Et St. Vincent, l’album, est à la hauteur de St. Vincent, la performeuse. C’est un disque de contradictions, à la fois immédiat et complexe, troublant aussi, puisque la chair et les machines n’arrêtent pas d’entrer en collision, comme dans une version musicale de Crash. Et plus la musique prend des allures synthétiques, plus Annie Clark joue la carte de la sensualité au bord de la crise de nerfs, à la manière d’Alison Goldfrapp à son plus troublant. Mais sous les beats rétro-futuristico-glam, les soupirs et halètements, les atmosphères qui passent de légères à oppressantes en un couplet, il y a des chansons – et pas juste des expérimentations de studio – séduisantes, hypnotiques, intimistes parfois. Avec des mélodies, pas toujours faciles à suivre, ok, mais lorsqu’on a pratiqué récemment Of Montreal, les Flaming Lips ou les Fiery Furnaces, on a pris goût à la digression, aux accidents de parcours, aux virages dangereux.
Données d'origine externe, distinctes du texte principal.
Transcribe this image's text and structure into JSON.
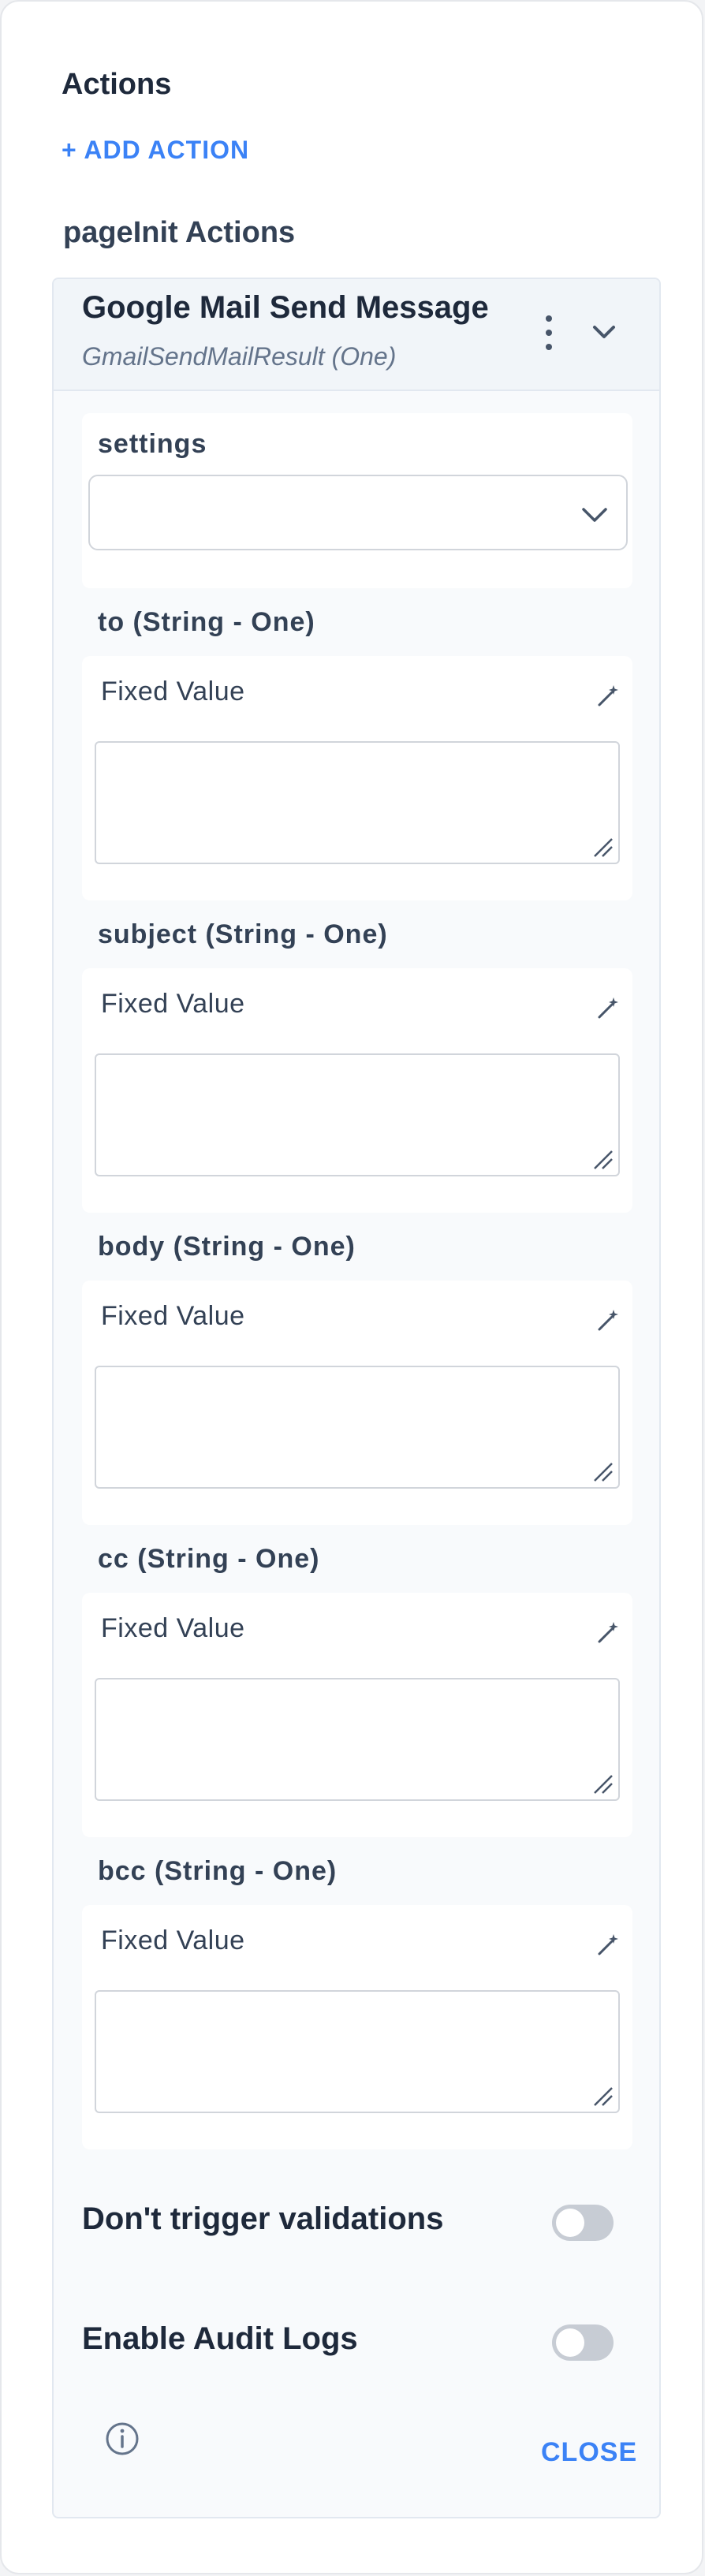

St. Vincent ouvre des fenêtres dans un imaginaire dérangé ou foisonnant, question de point de vue. Les textes sont grinçants, ricanent à l’occasion du monde 2.0 sans craindre la révolte des machines, lorsqu’Annie Clark déclare sur “Digital Witness” : “A quoi sert de dormir, si je ne peux pas le montrer, si tu ne peux pas me voir, à quoi bon faire quoi que ce soit ?”. St. Vincent fait partie de ces albums dans lesquels on aime se perdre, ne pas tout saisir même au fil d’écoutes en boucle, qui donne envie de danser en jouant à “d’où vient cette influence ?”. Le genre de tour de force qui pourrait vite virer au prétentieux, tout bouffi de ses propres expérimentations, ou s’engluer dans des dérives synthétiques de revival eighties, mais qui, comme sa créatrice, reste en équilibre sur le fil du rasoir.